Bu soruya şöyle bir misalle cevap verelim:
Bir su, farklı mizaçlara sahip beş hastaya göre farklı hükümlere tabi tutulur. Örneğin, birinin hastalığına göre ilaç olabilir ve tıbben ona gerekli olabilir. Diğer birine ise zararlıdır ve tıbben ona haramdır. Bir başkasına az zarar verir ve tıbben ona mekruhtur. Bir diğerine ise zararsız olduğu gibi faydalıdır ve tıbben ona sünnettir. Başka birine ise ne zararlı ne de faydalıdır ve tıbben ona mübahtır. Hastanın durumuna bağlı olarak, hepsi de doğru seçimdir. “Bu ilaç sadece vaciptir” demek doğru olmaz. İşte bu örnekte olduğu gibi, ilahi hükümler de mezheplere uyanlara göre değişebilir, farklılık gösterebilir ve hepsi de geçerli olabilir.
Örneğin, İmam Şafi’ye uyarak hareket edenlerin çoğunluğu genellikle köyde veya bedevi yaşamında bulunan insanlardır. Bu insanlar, toplum hayatında geri kalmış oldukları için genellikle bireysel olarak ilahi huzura yönelirler ve dertlerini anlatmak ve özel dileklerini sunmak isterler. Onlar için bu, Allah’la daha kişisel bir bağlantı kurma ve özel duygularını ifade etme fırsatıdır. Bu nedenle, imamın arkasında Fatiha’yı tek tek okurlar. Bu hüküm doğru ve uygun bir seçimdir.
İmam-ı Azam’a uyanların çoğunluğu ise genellikle şehirde ve medeniyete daha yakın, toplumsal hayatı benimsemiş kişilerdir. Onların perspektifinde, bir topluluk tek bir kişinin kararı altında birleşir ve bu kişi toplum adına konuşur; diğerleri ise onu kalben onaylar. Bu nedenle, Hanefi mezhebinde imamın arkasında Fatiha tek tek okunmaz. İmam, toplum adına okur ve topluluk da “amin” diyerek onu onaylar. Bu hüküm de önceki gibi doğru ve uygun bir seçimdir. Bu örneklerden de anlayacağımız üzere, İslam mezheplerinin farklı toplum ve yaşam tarzlarına uygun pratikler geliştirdiğini göstermektedir.

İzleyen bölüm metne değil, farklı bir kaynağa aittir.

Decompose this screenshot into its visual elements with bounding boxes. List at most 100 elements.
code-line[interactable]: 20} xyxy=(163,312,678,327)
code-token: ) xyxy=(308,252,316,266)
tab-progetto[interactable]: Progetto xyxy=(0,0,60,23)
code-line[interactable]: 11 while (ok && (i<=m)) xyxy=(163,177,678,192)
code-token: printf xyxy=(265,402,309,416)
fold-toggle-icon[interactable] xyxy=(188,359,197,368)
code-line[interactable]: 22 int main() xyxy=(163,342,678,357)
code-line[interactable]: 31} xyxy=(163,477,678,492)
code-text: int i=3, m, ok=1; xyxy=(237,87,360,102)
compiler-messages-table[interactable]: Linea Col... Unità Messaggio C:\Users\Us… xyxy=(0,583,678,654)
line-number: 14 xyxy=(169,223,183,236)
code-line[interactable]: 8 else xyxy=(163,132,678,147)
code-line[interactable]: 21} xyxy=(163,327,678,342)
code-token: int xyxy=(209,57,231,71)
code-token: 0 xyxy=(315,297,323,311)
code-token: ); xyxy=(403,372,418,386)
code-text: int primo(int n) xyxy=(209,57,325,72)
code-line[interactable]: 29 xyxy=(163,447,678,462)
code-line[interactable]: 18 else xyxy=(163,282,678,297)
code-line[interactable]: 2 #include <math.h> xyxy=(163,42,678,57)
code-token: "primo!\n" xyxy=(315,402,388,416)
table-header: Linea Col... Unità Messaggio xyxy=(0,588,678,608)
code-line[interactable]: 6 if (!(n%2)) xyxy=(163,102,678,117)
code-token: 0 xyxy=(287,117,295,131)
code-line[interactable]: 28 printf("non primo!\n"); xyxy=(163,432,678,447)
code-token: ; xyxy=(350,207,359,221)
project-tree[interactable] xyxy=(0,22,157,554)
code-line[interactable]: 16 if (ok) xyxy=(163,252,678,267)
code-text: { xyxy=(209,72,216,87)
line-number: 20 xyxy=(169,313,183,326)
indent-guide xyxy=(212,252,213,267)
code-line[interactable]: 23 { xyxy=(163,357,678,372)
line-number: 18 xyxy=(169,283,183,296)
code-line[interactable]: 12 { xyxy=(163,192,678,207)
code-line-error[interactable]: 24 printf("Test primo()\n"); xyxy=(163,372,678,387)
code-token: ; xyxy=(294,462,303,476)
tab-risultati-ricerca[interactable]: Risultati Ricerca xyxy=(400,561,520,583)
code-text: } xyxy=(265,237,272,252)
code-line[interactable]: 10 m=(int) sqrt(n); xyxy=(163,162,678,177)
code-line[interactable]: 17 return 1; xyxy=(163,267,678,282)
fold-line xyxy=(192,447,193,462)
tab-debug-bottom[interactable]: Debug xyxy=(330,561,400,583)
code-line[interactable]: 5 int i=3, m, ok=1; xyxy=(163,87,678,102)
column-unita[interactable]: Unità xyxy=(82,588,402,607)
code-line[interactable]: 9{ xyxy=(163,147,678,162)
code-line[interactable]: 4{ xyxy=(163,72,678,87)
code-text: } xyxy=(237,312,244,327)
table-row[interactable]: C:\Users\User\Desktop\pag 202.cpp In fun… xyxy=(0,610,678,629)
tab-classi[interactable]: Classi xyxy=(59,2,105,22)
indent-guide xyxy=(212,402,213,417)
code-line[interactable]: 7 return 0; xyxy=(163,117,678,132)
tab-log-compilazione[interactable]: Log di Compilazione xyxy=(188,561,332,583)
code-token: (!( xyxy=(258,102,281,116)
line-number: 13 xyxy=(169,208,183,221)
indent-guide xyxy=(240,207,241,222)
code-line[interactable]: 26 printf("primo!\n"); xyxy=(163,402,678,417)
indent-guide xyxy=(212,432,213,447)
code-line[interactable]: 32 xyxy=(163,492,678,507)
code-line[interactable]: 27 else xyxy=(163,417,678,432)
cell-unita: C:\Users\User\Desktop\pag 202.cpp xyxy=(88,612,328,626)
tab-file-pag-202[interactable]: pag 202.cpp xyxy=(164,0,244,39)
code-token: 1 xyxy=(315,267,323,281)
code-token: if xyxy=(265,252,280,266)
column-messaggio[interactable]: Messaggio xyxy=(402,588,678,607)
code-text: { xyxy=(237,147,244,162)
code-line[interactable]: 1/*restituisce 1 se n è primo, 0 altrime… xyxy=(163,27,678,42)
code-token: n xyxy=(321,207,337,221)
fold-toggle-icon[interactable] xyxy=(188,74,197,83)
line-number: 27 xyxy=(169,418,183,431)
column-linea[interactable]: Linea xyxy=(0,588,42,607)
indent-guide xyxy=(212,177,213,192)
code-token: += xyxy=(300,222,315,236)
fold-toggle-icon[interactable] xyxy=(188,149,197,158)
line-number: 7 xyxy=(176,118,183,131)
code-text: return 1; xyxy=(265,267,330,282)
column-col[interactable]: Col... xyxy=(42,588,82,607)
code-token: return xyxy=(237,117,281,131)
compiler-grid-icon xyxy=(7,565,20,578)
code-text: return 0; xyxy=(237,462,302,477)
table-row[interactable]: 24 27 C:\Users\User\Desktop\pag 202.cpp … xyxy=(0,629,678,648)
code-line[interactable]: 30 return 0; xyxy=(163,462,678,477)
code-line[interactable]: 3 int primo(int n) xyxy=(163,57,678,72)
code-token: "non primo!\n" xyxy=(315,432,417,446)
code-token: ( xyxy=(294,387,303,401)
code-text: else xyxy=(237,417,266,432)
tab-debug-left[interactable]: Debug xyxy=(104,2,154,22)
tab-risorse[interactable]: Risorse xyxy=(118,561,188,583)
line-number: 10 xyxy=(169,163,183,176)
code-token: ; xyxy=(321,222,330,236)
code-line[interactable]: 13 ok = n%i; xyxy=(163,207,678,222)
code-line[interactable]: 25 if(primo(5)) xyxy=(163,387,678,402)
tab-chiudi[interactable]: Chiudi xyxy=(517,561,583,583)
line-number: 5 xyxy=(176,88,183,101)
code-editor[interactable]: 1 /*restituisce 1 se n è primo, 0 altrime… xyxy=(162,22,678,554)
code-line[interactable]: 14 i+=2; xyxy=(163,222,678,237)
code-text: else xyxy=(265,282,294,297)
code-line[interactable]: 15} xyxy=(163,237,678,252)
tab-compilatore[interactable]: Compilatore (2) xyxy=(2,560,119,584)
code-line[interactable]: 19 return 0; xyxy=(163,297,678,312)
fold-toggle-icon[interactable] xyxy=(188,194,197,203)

Mezhep imamları, İslami meselelerde değil uygulama tarzında kendi haklı sebeplerine dayanarak ihtilaf etmişlerdir. Farklı gibi görünen mezheplerdeki ayrıntılı konulara baktığımızda, imamların dayandıkları noktaların gerçek ve hak olduğunu görebiliriz. Örneğin, abdest alırken başa meshetmek konusunda bütün imamlar ittifak etmiştir. Ancak meshin tarzı ve miktarı konusunda ihtilaf etmişlerdir.
Rabbimiz tarafından farz kılınan abdest, “başınıza meshediniz” emriyle gelmiştir. Dünyanın en zengin dillerinden biri olan Arapça’da bazı kelimelerin başına gelen ‘b’ harfi, bazen “güzelleştirmek”, bazen “bazı” anlamını vermek, bazen de “bitiştirmek” anlamını vermek için kullanılır. Abdest ayetindeki “ruusiküm” kelimesinin başına gelen ‘b’ harfini mezhep imamları farklı anlamlarla yorumlamış ve bundan farklı uygulamalar ortaya çıkmıştır. Bu durumda, ‘b’ harfi her üç anlama da gelmektedir.
Bu yüzden İmam Malik Hazretleri, “Başa meshederken, başın tamamı meshedilmelidir. Çünkü bu ‘b’ harfi, kelimeyi güzelleştirmek için kullanılmıştır ve başlı başına bir anlam taşımaz” der.
İmam Ebu Hanife Hazretleri ise şöyle der: “Bu ‘b’, bazı anlamına gelen bir ‘b’dir. Başın bazı kısımlarına meshedilmesi yeterli olur.”
İmam Şafii Hazretleri ise şöyle der: “Bu ‘b’, bitişmek anlamına gelen bir ‘b’dir. Sadece elin başa değmesi, birkaç saça dokunması yeterlidir, böylece mesh tamamlanır.”
Durum böyle olunca, mezhep imamlarının her birinin hak yolda oldukları ve teferruat gibi görünen farklı hükümlerin aslında ihtilaf konusu olmadığı ortaya çıkar. Bu farklı yaklaşımlar, Müslüman toplumunun çeşitli ihtiyaçlarını karşılamak için Allah’ın hikmetiyle bir araya gelmiş bir zenginliktir.